Modern symbols can say more about a person, a group of people, an organization, or even a religion and political ideology than a thousand words. Most of us are perfectly aware of what certain symbols represent; in many cases a single hand gesture or salute is enough to give you a clear message (often times not an amicable message to say the least). For example, the swastika is one of the most recognized symbols in the modern world, as well as one of the most feared in history. Even though the swastika is a peaceful, ancient, sacred symbol from Eurasia, not many people know its true origin and most associate it almost exclusively with Nazism and the Third Reich.

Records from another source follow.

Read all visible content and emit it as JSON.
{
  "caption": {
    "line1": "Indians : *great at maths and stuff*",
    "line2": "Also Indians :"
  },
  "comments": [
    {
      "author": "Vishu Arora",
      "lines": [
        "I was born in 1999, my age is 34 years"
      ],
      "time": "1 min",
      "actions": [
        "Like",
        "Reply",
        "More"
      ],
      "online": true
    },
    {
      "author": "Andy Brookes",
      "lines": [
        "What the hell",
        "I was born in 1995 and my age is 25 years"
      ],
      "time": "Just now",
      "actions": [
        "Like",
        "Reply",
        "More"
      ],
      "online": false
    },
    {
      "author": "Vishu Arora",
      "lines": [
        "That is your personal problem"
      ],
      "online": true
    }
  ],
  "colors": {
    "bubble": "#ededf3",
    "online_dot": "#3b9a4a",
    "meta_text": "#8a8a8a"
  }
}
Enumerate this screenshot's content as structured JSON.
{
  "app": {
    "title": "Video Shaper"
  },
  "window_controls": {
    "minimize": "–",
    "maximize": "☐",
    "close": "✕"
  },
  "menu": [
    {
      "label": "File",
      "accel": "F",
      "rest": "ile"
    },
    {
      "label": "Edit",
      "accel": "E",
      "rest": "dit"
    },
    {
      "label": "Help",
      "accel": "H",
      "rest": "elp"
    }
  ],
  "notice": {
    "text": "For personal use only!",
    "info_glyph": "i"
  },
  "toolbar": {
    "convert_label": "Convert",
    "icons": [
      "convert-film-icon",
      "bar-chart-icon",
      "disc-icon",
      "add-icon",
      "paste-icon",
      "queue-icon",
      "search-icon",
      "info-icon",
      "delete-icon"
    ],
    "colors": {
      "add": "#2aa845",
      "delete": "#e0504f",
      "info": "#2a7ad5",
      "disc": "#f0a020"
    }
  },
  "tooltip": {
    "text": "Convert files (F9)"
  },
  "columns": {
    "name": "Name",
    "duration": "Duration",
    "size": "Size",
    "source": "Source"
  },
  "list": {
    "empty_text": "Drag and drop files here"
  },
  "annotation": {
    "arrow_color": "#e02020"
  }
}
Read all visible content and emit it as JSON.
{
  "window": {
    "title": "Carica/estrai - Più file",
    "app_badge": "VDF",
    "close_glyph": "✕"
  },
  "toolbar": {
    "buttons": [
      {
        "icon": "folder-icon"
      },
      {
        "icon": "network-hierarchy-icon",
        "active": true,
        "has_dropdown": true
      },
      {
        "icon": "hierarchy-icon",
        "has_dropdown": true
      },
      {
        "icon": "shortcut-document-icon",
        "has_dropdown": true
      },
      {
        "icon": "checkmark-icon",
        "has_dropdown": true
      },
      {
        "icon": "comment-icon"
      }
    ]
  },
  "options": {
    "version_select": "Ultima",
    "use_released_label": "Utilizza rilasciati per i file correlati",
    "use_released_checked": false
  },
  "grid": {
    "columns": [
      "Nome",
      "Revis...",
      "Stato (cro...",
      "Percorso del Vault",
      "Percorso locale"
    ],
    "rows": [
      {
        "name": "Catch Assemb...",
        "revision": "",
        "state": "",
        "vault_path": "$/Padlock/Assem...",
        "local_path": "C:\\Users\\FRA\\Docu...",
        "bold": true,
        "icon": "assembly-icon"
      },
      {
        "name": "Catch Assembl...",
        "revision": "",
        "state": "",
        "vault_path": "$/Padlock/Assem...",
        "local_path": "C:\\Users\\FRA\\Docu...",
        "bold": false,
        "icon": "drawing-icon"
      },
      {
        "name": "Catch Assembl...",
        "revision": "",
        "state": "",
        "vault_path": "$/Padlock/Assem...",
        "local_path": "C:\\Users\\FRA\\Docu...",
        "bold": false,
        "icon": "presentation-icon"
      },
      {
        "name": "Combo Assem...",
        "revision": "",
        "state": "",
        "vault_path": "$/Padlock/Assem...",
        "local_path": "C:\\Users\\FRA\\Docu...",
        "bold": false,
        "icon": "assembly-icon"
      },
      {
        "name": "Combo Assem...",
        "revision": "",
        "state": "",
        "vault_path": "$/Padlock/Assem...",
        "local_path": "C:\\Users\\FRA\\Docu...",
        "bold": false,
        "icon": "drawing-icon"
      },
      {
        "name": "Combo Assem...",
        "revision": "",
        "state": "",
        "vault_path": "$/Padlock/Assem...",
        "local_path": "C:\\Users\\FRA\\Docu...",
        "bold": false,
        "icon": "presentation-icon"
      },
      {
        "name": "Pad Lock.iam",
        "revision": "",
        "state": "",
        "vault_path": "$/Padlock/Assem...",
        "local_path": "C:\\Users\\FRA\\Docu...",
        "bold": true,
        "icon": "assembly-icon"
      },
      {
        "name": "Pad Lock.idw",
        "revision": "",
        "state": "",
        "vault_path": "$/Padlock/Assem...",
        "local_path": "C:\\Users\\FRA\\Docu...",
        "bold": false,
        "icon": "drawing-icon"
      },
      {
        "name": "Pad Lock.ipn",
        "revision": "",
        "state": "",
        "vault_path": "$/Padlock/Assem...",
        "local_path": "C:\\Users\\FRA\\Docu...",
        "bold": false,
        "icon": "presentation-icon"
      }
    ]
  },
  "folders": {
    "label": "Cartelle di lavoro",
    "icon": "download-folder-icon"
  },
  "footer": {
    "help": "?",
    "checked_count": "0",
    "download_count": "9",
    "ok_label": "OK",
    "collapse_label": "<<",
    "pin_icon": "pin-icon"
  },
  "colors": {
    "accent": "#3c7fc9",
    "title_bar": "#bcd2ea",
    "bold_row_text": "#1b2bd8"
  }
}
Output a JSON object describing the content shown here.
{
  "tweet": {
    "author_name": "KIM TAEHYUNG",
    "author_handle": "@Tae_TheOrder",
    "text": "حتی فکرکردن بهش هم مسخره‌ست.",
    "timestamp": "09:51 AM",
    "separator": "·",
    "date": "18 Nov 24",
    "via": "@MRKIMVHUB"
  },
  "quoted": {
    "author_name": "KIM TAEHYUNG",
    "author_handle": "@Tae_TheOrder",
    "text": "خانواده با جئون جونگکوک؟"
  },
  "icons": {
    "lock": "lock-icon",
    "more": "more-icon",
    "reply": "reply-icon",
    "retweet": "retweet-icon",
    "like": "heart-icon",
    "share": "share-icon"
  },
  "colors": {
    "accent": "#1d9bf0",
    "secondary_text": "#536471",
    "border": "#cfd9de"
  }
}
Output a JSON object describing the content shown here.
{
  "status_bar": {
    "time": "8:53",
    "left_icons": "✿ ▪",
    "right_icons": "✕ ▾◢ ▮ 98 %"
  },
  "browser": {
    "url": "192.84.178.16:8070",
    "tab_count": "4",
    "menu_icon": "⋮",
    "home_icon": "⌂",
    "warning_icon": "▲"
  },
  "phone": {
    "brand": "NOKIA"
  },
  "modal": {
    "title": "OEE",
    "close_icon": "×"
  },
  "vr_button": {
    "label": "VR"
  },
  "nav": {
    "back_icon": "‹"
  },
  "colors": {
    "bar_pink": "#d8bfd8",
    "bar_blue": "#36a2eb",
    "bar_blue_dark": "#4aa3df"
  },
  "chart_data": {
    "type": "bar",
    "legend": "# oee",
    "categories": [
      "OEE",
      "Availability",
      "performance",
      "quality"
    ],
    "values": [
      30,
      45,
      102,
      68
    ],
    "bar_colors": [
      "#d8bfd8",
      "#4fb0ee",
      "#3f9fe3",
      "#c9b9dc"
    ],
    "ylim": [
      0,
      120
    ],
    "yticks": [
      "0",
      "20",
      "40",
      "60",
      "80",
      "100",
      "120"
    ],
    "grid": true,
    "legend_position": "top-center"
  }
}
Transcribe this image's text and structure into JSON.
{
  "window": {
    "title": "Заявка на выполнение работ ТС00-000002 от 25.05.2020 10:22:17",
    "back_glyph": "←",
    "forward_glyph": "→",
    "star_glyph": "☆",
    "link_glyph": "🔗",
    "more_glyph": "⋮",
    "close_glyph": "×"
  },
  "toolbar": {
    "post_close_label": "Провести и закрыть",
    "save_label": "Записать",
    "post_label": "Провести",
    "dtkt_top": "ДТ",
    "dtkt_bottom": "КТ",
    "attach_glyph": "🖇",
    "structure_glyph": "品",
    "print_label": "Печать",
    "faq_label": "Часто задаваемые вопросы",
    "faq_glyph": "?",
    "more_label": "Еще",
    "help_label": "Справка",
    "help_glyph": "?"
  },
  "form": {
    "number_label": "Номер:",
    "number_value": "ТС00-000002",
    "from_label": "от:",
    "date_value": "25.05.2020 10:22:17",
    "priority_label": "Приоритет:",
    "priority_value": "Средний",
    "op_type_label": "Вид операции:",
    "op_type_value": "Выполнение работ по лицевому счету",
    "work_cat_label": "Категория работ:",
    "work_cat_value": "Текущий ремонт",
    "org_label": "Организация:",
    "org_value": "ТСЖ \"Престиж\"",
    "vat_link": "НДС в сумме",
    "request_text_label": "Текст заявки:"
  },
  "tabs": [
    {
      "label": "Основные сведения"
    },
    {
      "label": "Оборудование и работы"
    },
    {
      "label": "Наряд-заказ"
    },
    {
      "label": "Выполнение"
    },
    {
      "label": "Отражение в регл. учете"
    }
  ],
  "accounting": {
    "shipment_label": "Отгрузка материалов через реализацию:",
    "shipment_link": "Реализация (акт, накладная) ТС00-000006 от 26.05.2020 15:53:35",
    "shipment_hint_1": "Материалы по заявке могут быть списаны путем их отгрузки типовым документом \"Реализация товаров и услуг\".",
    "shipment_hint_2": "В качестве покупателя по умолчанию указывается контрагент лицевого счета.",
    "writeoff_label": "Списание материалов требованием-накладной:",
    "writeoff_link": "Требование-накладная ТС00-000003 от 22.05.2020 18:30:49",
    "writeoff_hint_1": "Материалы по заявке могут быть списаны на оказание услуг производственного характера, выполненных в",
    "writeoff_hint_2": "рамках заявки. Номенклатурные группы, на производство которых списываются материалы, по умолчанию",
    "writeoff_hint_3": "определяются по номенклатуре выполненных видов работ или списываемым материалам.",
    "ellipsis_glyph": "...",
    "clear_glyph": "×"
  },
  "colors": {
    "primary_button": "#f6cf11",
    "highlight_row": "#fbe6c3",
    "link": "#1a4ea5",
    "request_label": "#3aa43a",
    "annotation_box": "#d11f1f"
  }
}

However, the swastika is not the only symbol that has lost its original meaning. Other examples include the trident and pentagram, symbols that most people nowadays relate to Satanism and its rituals. However, the origin of these symbols goes back to ancient Greece and has nothing to do with its contemporary meaning. There are so many symbols we use everyday and yet their original meaning is something completely different. Get ready for an awakening with these 25 Symbols in modern times that have lost their original meaning. You might not see “the bird” the same way again.
The raised fist
In modern times, the raised fist symbolizes solidarity and socialism, while it also expresses unity, power, and defiance. It dates back to ancient Assyria where it represented resistance to violent acts.
Each December many people worldwide decorate their houses with mistletoe and kiss beneath it. The original meaning of this plant, however, had nothing to do with kissing or hugging. Ancient Norse myth, where the mistletoe originates, saw a mistletoe as a symbol of ritual castration.
The infinity symbol
In modern times the infinity symbol has become a secular mathematical sign for the infinity of numbers, time, or space, but its original meaning has nothing to do with its modern use. In ancient India and Tibet it represented perfection, dualism, and union between male and female.
The Ankh became popular in the West once it was adopted by New Age mysticism groups during the sixties and seventies but has been around for thousands of years. It comes from ancient Egypt where it was a hieroglyphic that symbolized life, while according to other sources it was considered to be the key to the Nile.
Also known as “the devil’s pitchfork” in pretty much every Christian country, this symbol’s origin has nothing to do with Satan. Its origin can be traced back to ancient Greece, where the trident was seen as a sacred symbol and the powerful weapon of Poseidon, god of the sea.